De leur aveu même, plus du tiers des Québécois qui vont à l'urgence s'y rendent pour un problème non urgent. Le quart en ressortent sans que leur problème ait été réglé, ou sans avoir reçu l'information nécessaire au suivi à domicile, montre une vaste enquête de l'Institut de la statistique du Québec rendue publique hier. Une preuve de plus, s'il en faut, de la mauvaise utilisation de nos ressources.

Les urgences n'ont pas le droit de refuser de patients au Québec. Il arrive qu'un hôpital particulièrement débordé demande à la population d'éviter son service durant une courte période, mais c'est à peu près tout. Résultat? Les cas non urgents, qui pourraient et devraient être soignés ailleurs, continuent d'entrer à pleines portes. Même les principaux intéressés le reconnaissent, c'est tout dire.

Un Québécois sur quatre a consulté un médecin à l'urgence dans la dernière année, montre l'enquête réalisée auprès de plus de 48 000 personnes en 2010-2011. Mais 36% d'entre eux le reconnaissent: ce n'était pas une urgence. Pensez à une salle bondée comme on en voit trop souvent aux nouvelles, et effacez un patient sur trois. Même si la plupart des civières y seraient encore, ça respirerait déjà mieux. Pourquoi, alors, s'infliger une telle épreuve? Sans surprise, les trois quarts de ces malades non urgents ont indiqué qu'ils n'avaient pas d'autre endroit où aller, ou qu'ils n'avaient pas accès à leur médecin habituel.

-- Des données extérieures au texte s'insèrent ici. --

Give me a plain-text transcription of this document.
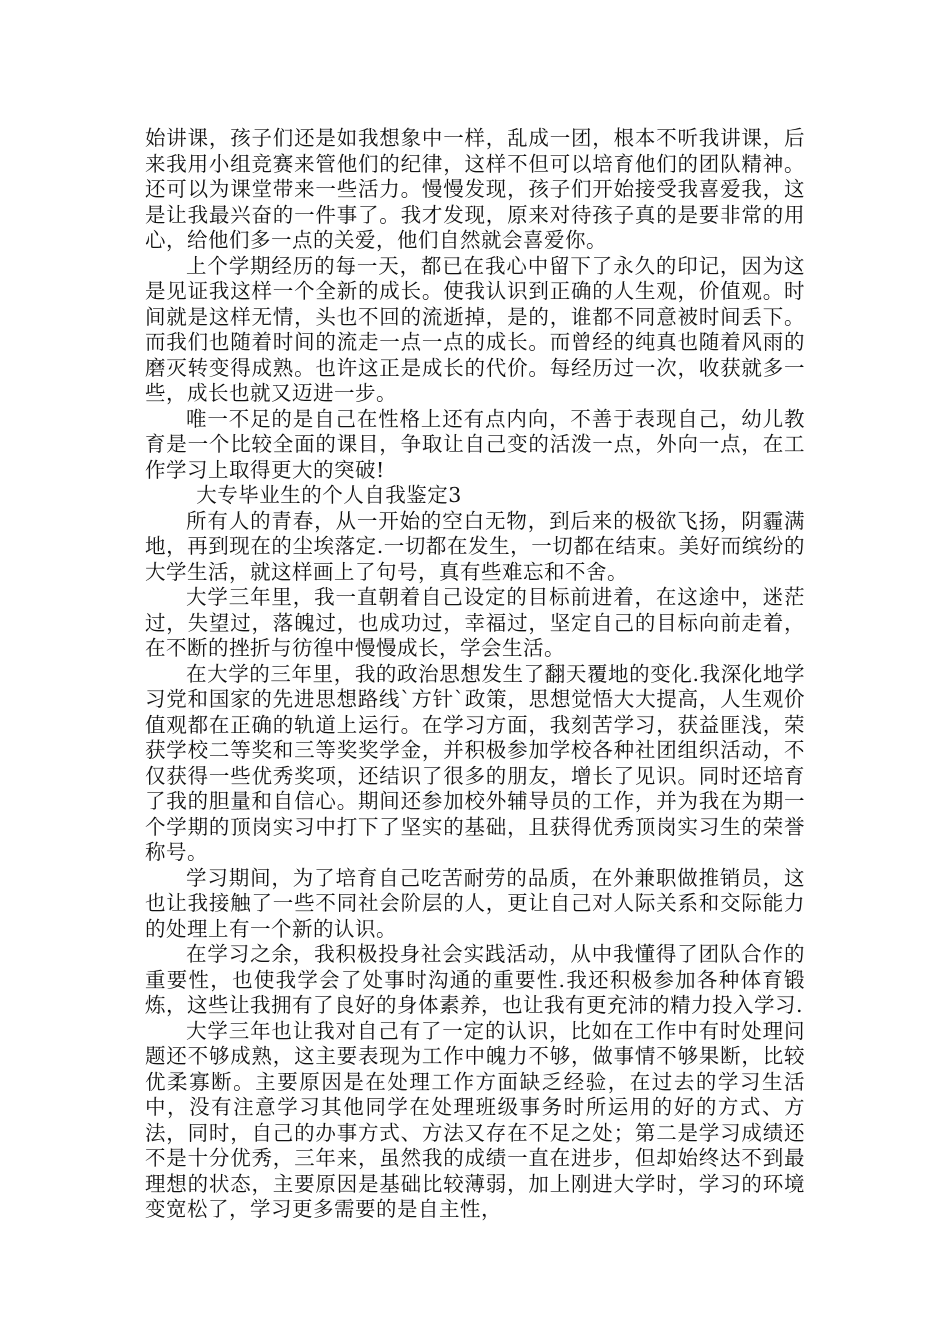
始讲课，孩子们还是如我想象中一样，乱成一团，根本不听我讲课，后来我用小组竞赛来管他们的纪律，这样不但可以培育他们的团队精神。还可以为课堂带来一些活力。慢慢发现，孩子们开始接受我喜爱我，这是让我最兴奋的一件事了。我才发现，原来对待孩子真的是要非常的用心，给他们多一点的关爱，他们自然就会喜爱你。

上个学期经历的每一天，都已在我心中留下了永久的印记，因为这是见证我这样一个全新的成长。使我认识到正确的人生观，价值观。时间就是这样无情，头也不回的流逝掉，是的，谁都不同意被时间丢下。而我们也随着时间的流走一点一点的成长。而曾经的纯真也随着风雨的磨灭转变得成熟。也许这正是成长的代价。每经历过一次，收获就多一些，成长也就又迈进一步。

唯一不足的是自己在性格上还有点内向，不善于表现自己，幼儿教育是一个比较全面的课目，争取让自己变的活泼一点，外向一点，在工作学习上取得更大的突破!

大专毕业生的个人自我鉴定3

所有人的青春，从一开始的空白无物，到后来的极欲飞扬，阴霾满地，再到现在的尘埃落定.一切都在发生，一切都在结束。美好而缤纷的大学生活，就这样画上了句号，真有些难忘和不舍。

大学三年里，我一直朝着自己设定的目标前进着，在这途中，迷茫过，失望过，落魄过，也成功过，幸福过，坚定自己的目标向前走着，在不断的挫折与彷徨中慢慢成长，学会生活。

在大学的三年里，我的政治思想发生了翻天覆地的变化.我深化地学习党和国家的先进思想路线`方针`政策，思想觉悟大大提高，人生观价值观都在正确的轨道上运行。在学习方面，我刻苦学习，获益匪浅，荣获学校二等奖和三等奖奖学金，并积极参加学校各种社团组织活动，不仅获得一些优秀奖项，还结识了很多的朋友，增长了见识。同时还培育了我的胆量和自信心。期间还参加校外辅导员的工作，并为我在为期一个学期的顶岗实习中打下了坚实的基础，且获得优秀顶岗实习生的荣誉称号。

学习期间，为了培育自己吃苦耐劳的品质，在外兼职做推销员，这也让我接触了一些不同社会阶层的人，更让自己对人际关系和交际能力的处理上有一个新的认识。

在学习之余，我积极投身社会实践活动，从中我懂得了团队合作的重要性，也使我学会了处事时沟通的重要性.我还积极参加各种体育锻炼，这些让我拥有了良好的身体素养，也让我有更充沛的精力投入学习.

大学三年也让我对自己有了一定的认识，比如在工作中有时处理问题还不够成熟，这主要表现为工作中魄力不够，做事情不够果断，比较优柔寡断。主要原因是在处理工作方面缺乏经验，在过去的学习生活中，没有注意学习其他同学在处理班级事务时所运用的好的方式、方法，同时，自己的办事方式、方法又存在不足之处；第二是学习成绩还不是十分优秀，三年来，虽然我的成绩一直在进步，但却始终达不到最理想的状态，主要原因是基础比较薄弱，加上刚进大学时，学习的环境变宽松了，学习更多需要的是自主性，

Il serait intéressant de poser les mêmes questions aux urgentologues. Leur estimation des cas qui n'ont rien à faire chez eux serait peut-être encore plus élevée.

L'hôpital est l'endroit où les soins coûtent le plus cher. Cette incapacité du reste du réseau à s'occuper des cas mineurs est une source de gaspillage importante. Et ce n'est pas le seul effet indésirable.

Presque un répondant sur quatre indique que sa consultation à l'urgence a peu ou pas contribué à régler son problème de santé. Et environ un sur trois dit ne pas avoir eu d'informations sur les symptômes à surveiller ou les médicaments à prendre après avoir obtenu son congé (on parle ici de tous les patients, pas seulement des cas mineurs).

Ces chiffres montrent à quel point les urgences sont loin d'être le meilleur endroit pour traiter des patients. Elles devraient être réservées aux problèmes dont elles seules peuvent s'occuper, c'est-à-dire les cas graves qui ne peuvent pas attendre. Leur efficacité, et l'attention donnée aux patients sortants, s'en trouveraient sans doute améliorées.

Il sera important de refaire cette enquête pour voir si l'augmentation récente du nombre d'omnipraticiens et de groupes de médecine familiale parvient à réduire les consultations inutiles aux urgences. Si ce n'est pas le cas, il sera grand temps de s'attaquer aux raisons pour lesquelles GMF, CLSC et autres cliniques sont incapables de s'occuper des patients non urgents - incluant leurs heures d'ouverture.